Raya, typical Muslim activist?
What do the words Islamic blogger bring to mind? Young extremists hacking away on old computers. Youth from poor backgrounds who have turned to Islam after secular dreams failed? Maybe you already know better.
Raya Shokatfard is a 63-year old female blogger for Islamonline.com and lived most of her life in the United States. She came to speak with us at Professor Sullivan’s flat and because of popular demand, spent the majority of the time sharing intimate details of her personal life. Ask some journalistic questions, Carlene chided us an hour or so into the conversation. It was little use–Raya’s story had us hooked.
A native of Iran, Raya’s family migrated to California in 1969 when she was 20 years old. A mini-skirt wearing model who owned a clothing store, drove a Rolls Royce and spent her time at a beach house, religion and modesty, so central to Islam were far from her mind.
At some point, these luxuries grew old. “I have everything but I’m really empty,” she remembers realizing.
Through Hinduism, Buddhism and Christianity (she practiced as a Christian seven years) she traveled, still at a loss for what she sought. Then she read the Koran. “It was so plain, so clear. I felt I did find God here,” she told us.
Divorced with two children Shokatfard retreated to the mountains of northern California to home school her children in Islam and lead a more peaceful life. As her understanding of Islam deepened so did her desire to share and combat misconceptions about the religion.
Raya spent 16 years speaking in schools, churches and wherever she was welcomed about Islam. At the same time she operated as a highly successful real-estate agent.
Around September 11th she married a “strict” Egyptian husband with two other wives. He asked her to give up her real estate business–which she said was earning her $30,000-40,000 per month. “When you say you believe don’t you think Allah will test you?” she said of the financial sacrifice.

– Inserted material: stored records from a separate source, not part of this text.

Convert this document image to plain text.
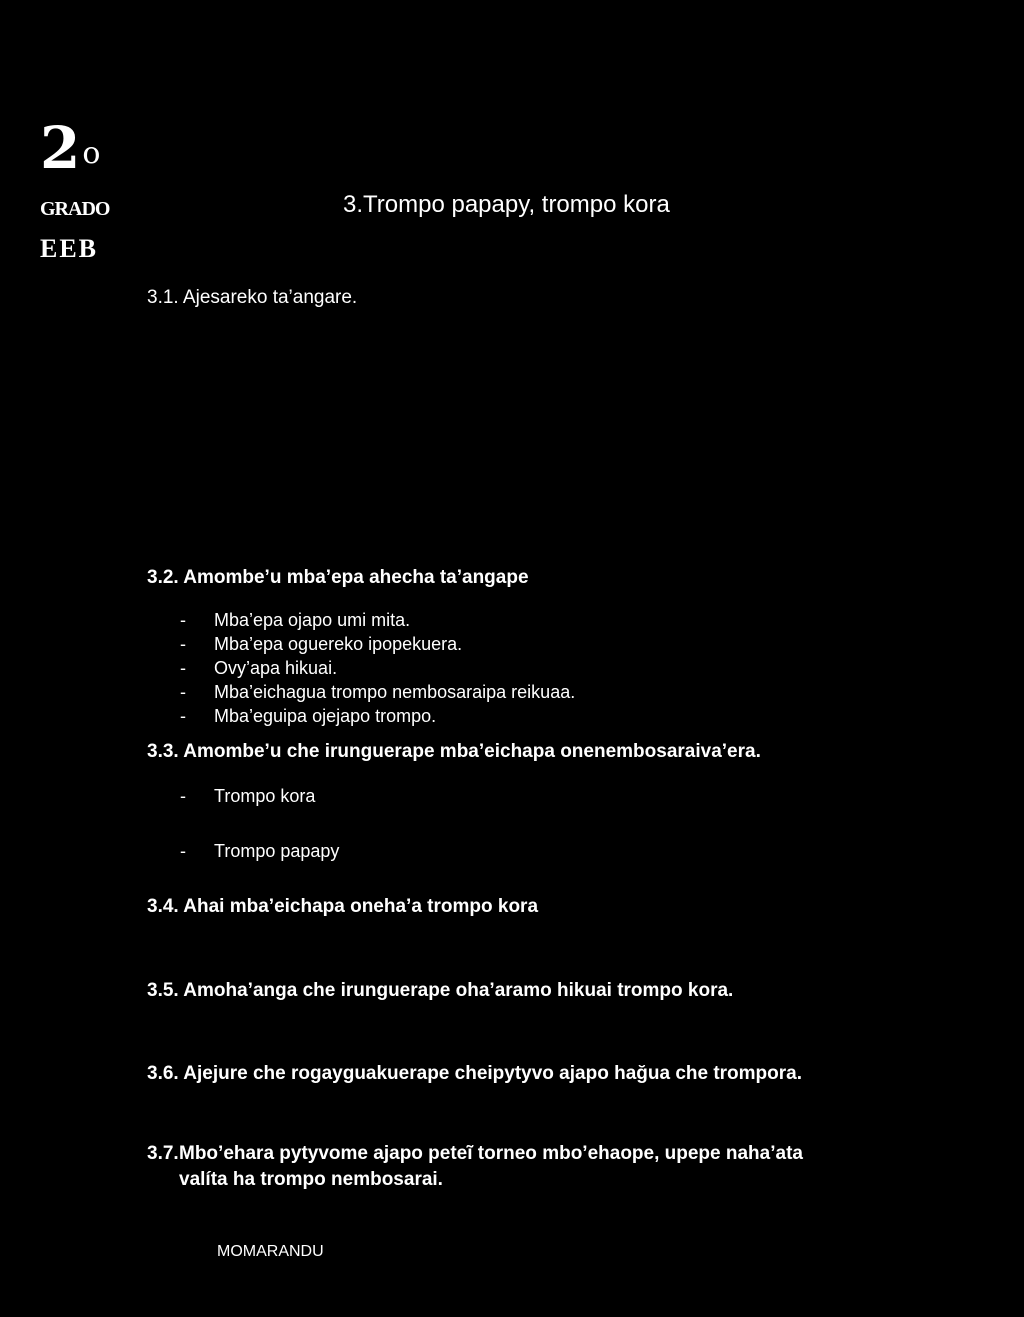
2$^o$
GRADO
EEB
3.Trompo papapy, trompo kora
3.1. Ajesareko ta’angare.
3.2. Amombe’u mba’epa ahecha ta’angape
- Mba’epa ojapo umi mita.
- Mba’epa oguereko ipopekuera.
- Ovy’apa hikuai.
- Mba’eichagua trompo nembosaraipa reikuaa.
- Mba’eguipa ojejapo trompo.
3.3. Amombe’u che irunguerape mba’eichapa onenembosaraiva’era.
- Trompo kora
- Trompo papapy
3.4. Ahai mba’eichapa oneha’a trompo kora
3.5. Amoha’anga che irunguerape oha’aramo hikuai trompo kora.
3.6. Ajejure che rogayguakuerape cheipytyvo ajapo hağua che trompora.
3.7.Mbo’ehara pytyvome ajapo peteĩ torneo mbo’ehaope, upepe naha’ata
valíta ha trompo nembosarai.
MOMARANDU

She also adapted the niqab (face veil) in addition to the hijab (headscarf) and abaya (full-length dress) she already wore. She continued giving lectures in rooms where men and women sat separately–she removed her niqab only facing women. She said she wanted to learn from her husband, who was under Allah. Women are vessels under their husbands, she told us. “Everything he asked me, I did,” she said of her second husband. “He was a very knowledgeable sheikh.
When she could not reach her husband to gain permission, she missed her own lectures.
After September 11th she wanted to do something more. I wanted to expand my audience, she told us.
She came to American University in Cairo and earned her Masters in Communication and Media. During this time she divorced her Egyptian husband–something common in Islam. After graduating in 2007 she was hired by Islamonline.com, the most widely read English Islamic publication. Today accepts a promotion to the position of chief editor
How are you guys grappling with all this? Carlene asked us mid-way through. I think we can talk freely here, she said. Raya has children who grew up in the United States. She spent her life there.
We did not hold back. We asked Raya about polygamy and feminism, her multiple divorces and relationships with her children.
“No matter what I did I was the smartest in everything. I became proud,” she told us. “I had the body of a woman but a mind of a man. When I really looked at characteristics of a believing woman, that is not me.” She described Saudi Arabian women who isolated and insulated themselves from the outside world.
What you’re saying is woman shouldn’t work? Isn’t that a privilege of the elite? I questioned her.
She held firm. It’s not women’s natural role. Their characters suffer. Raya considers her own activism different–not a financial enterprise she is doing the work of Allah.
After the session ended Stephanie Daly and I asked her questions for an article we’re writing about dating (stay tuned!).
Steph wanted a picture with her. Come in, come in, she encouraged me.